Burundi: Overcoming superstitions
Promoting the psychosocial wellbeing of vulnerable groups
“Last year Chantal could not go to school because she was seriously sick. Her disease was a direct consequence of her family situation,” says Damien, a social worker at AVSI Burundi, a local partner of the Fondation d’Harcourt. Damien has been taking care of Chantal since the first day she arrived at the MEO Center Lino Lava. Damien knows the pain Chantal suffered as she struggled to cope with her sickness.
“Coincidentally, Chantal’s mother is also psychologically unstable. She is convinced that she and her daughter have fallen victims to sorcery, attempts of poisoning and a curse,” he adds in his recently forwarded letter to the Fondation d’Harcourt.
Chantal probably had a psychosomatic reaction to her mother’s beliefs and to her father’s abandonment. In fact, Chantal developed a serious skin disorder and started getting sores all over her body. Malnutrition made the skin disorder chronic, from a psychological point of view, Chantal was disheartened and disoriented.
Doctors against prayers
“Last spring social workers at the MEO Center Lino Lava convinced Chantal’s mother to take her daughter to a doctor,” writes Damien and adds “Chantal was seen by a pediatrician who confirmed she had a skin disorder and needed medical care. She then started medical treatment and was getting better.”
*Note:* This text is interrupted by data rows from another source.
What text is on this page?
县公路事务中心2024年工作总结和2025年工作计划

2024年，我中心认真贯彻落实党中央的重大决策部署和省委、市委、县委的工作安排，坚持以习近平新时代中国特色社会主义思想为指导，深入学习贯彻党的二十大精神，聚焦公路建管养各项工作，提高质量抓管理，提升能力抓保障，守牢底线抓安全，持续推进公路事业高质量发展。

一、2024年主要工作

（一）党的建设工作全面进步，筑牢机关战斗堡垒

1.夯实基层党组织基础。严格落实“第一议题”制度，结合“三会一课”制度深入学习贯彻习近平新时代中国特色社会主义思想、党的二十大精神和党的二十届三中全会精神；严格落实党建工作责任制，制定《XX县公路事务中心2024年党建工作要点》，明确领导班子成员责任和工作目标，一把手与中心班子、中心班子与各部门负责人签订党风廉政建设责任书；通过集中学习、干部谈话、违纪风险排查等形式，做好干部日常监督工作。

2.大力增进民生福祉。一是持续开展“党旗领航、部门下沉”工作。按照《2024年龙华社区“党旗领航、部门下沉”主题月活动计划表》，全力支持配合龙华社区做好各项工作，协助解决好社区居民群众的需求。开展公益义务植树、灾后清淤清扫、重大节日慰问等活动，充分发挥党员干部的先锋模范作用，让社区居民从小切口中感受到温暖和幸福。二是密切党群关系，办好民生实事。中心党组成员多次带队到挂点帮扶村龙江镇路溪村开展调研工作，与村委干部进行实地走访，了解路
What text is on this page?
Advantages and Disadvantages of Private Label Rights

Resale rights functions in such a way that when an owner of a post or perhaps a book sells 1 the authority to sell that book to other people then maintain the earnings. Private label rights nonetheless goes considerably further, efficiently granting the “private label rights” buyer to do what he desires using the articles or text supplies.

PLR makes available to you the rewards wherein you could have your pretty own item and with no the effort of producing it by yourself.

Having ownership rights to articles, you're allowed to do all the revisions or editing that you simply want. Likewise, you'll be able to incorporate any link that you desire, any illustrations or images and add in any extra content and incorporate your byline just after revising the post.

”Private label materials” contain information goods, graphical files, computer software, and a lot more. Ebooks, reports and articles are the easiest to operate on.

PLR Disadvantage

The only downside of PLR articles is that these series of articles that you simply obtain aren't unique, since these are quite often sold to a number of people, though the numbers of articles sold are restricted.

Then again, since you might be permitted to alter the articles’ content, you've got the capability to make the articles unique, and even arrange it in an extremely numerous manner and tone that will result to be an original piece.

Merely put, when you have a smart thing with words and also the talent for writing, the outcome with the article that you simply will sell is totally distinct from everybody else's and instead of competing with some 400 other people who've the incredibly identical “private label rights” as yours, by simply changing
At the beginning of August something bad happened though. Chantal’s mother left her home village. Nobody among the staff of the MEO Center knew where she was, nor could find her. Chantal was not at home anymore. After a few days Damien discovered that Chantal had been sent to her neighbor’s home. Damian realized Chantal’s mother did not want her daughter to receive medical treatment anymore because she believed the medicines were making Chantal’s disease worse.
By that time Chantal’s mother had sent her daughter to the leaders of a prayer group. “She was convinced that those people could treat her daughter,” Damien explains. “We managed to find Chantal. By the time we realized what was going on, she was extremely malnourished. She was very weak; to the point in which she could not even stand up. Since we were unable to convince Chantal’s mother to change her mind, we talked with the neighbors. Finally, these people decided we could take care of the girl.”
Sadly, this time Chantal was too late for treatment and, although medical care improved her health for some time, she did not make it. During this time Damien and the other social workers managed to convince her mother to come back and help them take care of her daughter.
Chantal’s recovery was not only about her. It was much more about her family, and about helping a community eliminate a stigma. For the staff of the MEO Center, taking care of Chantal meant helping a family find a solution to a problem. Through their work, Damien and the social staff are working hard to prevent these sad events from occurring again.
Taking care of a child means taking care of his or her entire family. Changing the prospects of one child can have a positive influence on the lives of innumerable others.